Background
Redbird Smith was born on July 19, 1850 near the current city of Fort Smith, Arkansas. His father was Pig Redbird Smith, whose surname "Smith" was given to him by European-Americans since his worked as a blacksmith.
Redbird Smith was born on July 19, 1850 near the current city of Fort Smith, Arkansas. His father was Pig Redbird Smith, whose surname "Smith" was given to him by European-Americans since his worked as a blacksmith.
He helped found the Nighthawk Keetoowah Society, who revitalized traditional spirituality among Cherokees from the mid-19th century to the early 20th century. Redbird Smith"s mother was Lizzie Hildebrand Smith. The late 19th century the Dawes Commission sought to break up collective tribal land holdings into individual allotments and open up the "surplus" tribal lands to settlement by non-natives.
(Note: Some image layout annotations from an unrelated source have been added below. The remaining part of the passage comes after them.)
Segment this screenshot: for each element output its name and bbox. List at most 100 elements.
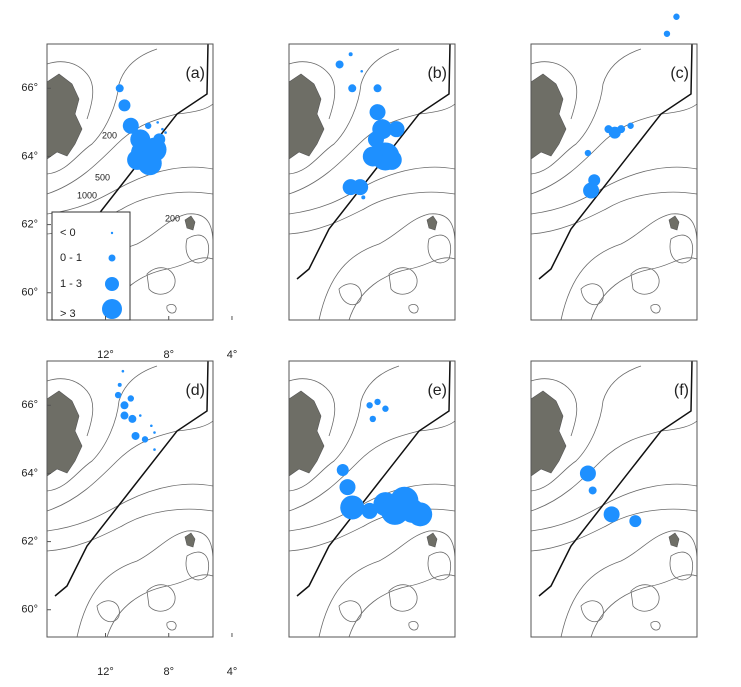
legend-label: > 3 [60, 308, 76, 320]
catch-bubble [150, 424, 153, 428]
catch-bubble [588, 486, 597, 495]
catch-bubble [373, 84, 382, 93]
basemap [46, 360, 214, 638]
catch-bubble [603, 506, 620, 523]
panel-label: (f) [674, 382, 689, 399]
catch-bubble [115, 84, 124, 93]
catch-bubble [137, 151, 162, 176]
panel-frame [288, 360, 456, 638]
catch-bubble [382, 405, 389, 412]
catch-bubble [369, 415, 376, 423]
catch-bubble [153, 448, 156, 451]
catch-bubble [131, 431, 140, 440]
catch-bubble [144, 122, 152, 129]
legend-label: 1 - 3 [60, 278, 82, 290]
catch-bubble [120, 411, 129, 420]
basemap [288, 43, 456, 321]
lon-tick-label: 4° [227, 349, 238, 361]
panel-label: (e) [427, 382, 447, 399]
contour-label: 1000 [77, 190, 97, 200]
catch-bubble [340, 495, 365, 520]
legend-label: 0 - 1 [60, 252, 82, 264]
catch-bubble [153, 133, 166, 146]
catch-bubble [367, 131, 384, 148]
catch-bubble [361, 502, 378, 519]
catch-bubble [153, 431, 156, 434]
legend-symbol [102, 299, 122, 319]
legend-symbol [110, 231, 114, 235]
catch-bubble [374, 398, 381, 406]
catch-bubble [161, 127, 164, 131]
lon-tick-label: 4° [227, 666, 238, 678]
lat-tick-label: 60° [21, 604, 38, 616]
lon-tick-label: 8° [163, 349, 174, 361]
panel-label: (b) [427, 65, 447, 82]
panel-label: (d) [185, 382, 205, 399]
catch-bubble [335, 60, 344, 69]
catch-bubble [369, 104, 386, 121]
catch-bubble [629, 515, 642, 528]
catch-bubble [617, 125, 626, 134]
legend: < 0 0 - 1 1 - 3 > 3 [51, 211, 131, 321]
lat-tick-label: 60° [21, 287, 38, 299]
lat-tick-label: 64° [21, 150, 38, 162]
catch-bubble [348, 84, 357, 93]
catch-bubble [361, 195, 366, 200]
lon-tick-label: 12° [97, 666, 114, 678]
catch-bubble [164, 131, 167, 134]
catch-bubble [579, 465, 596, 482]
catch-bubble [408, 502, 433, 527]
catch-bubble [663, 30, 671, 37]
panel-frame [530, 43, 698, 321]
catch-bubble [362, 146, 383, 167]
panel-label: (c) [670, 65, 689, 82]
catch-bubble [128, 414, 137, 423]
catch-bubble [583, 182, 600, 199]
catch-bubble [114, 391, 122, 399]
catch-bubble [127, 395, 134, 402]
contour-label: 500 [95, 172, 110, 182]
catch-bubble [156, 121, 159, 124]
panel-frame [46, 360, 214, 638]
lat-tick-label: 64° [21, 467, 38, 479]
contour-labels: 200 500 1000 200 [77, 130, 180, 223]
catch-bubble [336, 464, 349, 477]
map-panel: (c) [530, 13, 698, 321]
catch-bubble [360, 69, 364, 73]
catch-bubble [388, 121, 405, 138]
basemap [288, 360, 456, 638]
catch-bubble [348, 52, 353, 57]
catch-bubble [118, 99, 131, 112]
legend-symbol [108, 254, 116, 262]
basemap [530, 360, 698, 638]
lat-tick-label: 66° [21, 399, 38, 411]
lat-tick-label: 66° [21, 82, 38, 94]
lat-tick-label: 62° [21, 218, 38, 230]
catch-bubble [352, 179, 369, 196]
lon-tick-label: 12° [97, 349, 114, 361]
catch-bubble [121, 369, 125, 373]
catch-bubble [584, 149, 592, 157]
catch-bubble [120, 401, 129, 410]
panel-label: (a) [185, 65, 205, 82]
catch-bubble [138, 414, 142, 417]
basemap [530, 43, 698, 321]
contour-label: 200 [102, 130, 117, 140]
lat-tick-label: 62° [21, 535, 38, 547]
catch-bubble [381, 149, 402, 170]
legend-label: < 0 [60, 227, 76, 239]
contour-label: 200 [165, 213, 180, 223]
catch-bubble [339, 479, 356, 496]
map-panel: (b) [288, 43, 456, 321]
legend-symbol [105, 277, 119, 291]
map-panel: (f) [530, 360, 698, 638]
catch-bubble [117, 382, 122, 387]
lon-tick-label: 8° [163, 666, 174, 678]
catch-bubble [366, 402, 373, 409]
catch-bubble [627, 122, 634, 129]
map-panel: (e) [288, 360, 456, 638]
panels: (a) (b) (c) (d) (e) (f) [46, 13, 698, 638]
catch-bubble [673, 13, 680, 20]
catch-bubble [122, 117, 139, 134]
Redbird Smith led a political resistance movement to the Dawes Allotment Acting and sought to return to traditional Cherokee religion and values.
In 1887 and 1889, Redbird Smith served as a tribal councilor from the Illinois District of the Cherokee Nation. Redbird Smith stated in the early 1900s:
Redbird Smith repatriated wampum belts belonging to his tribe.
In 1910 he was selected as chief of the Nighthawk Keetoowahs. Previously he had served as their chairman.
Also in 1910, Smith and fellow Nighthawks traveled to Mexico with an 1820 document supporting Cherokee lands claims but the Mexican government did not support their claims.
In 1914, he petitioned President Woodrow Wilson to create a Keetoowah reservation but this was seen as a backward step in the United States federal government"s assimilation policy. In 1921, a hundred Cherokees from 35 families moved together to the southeastern corner of Cherokee County, Oklahoma, to create a traditional community — "the brainchild of Redbird Smith."
Redbird Smith married Lucy Fields Smith, born in Braggs, Indian Territory in 1852. She was the daughter Richard Fields and Eliza Brewer Fields.
Redbird Smith is the great-grandfather of former Principal Chief of the Cherokee Nation Chad Smith.
After falling ill for 48 hours, Redbird Smith died on November 8, 1918. He is buried in the Redbird Smith Cemetery in Sequoyah County, Oklahoma.
He served as chief of the Nighthawk Keetoowahs until his death and was succeeded by Levi Gritts. The Redbirth Smith ground is an active ceremonial ground in Redbird Smith, Oklahoma, Sequoyah county, near Vian, where Smith"s July 19th birthday is celebrated annually.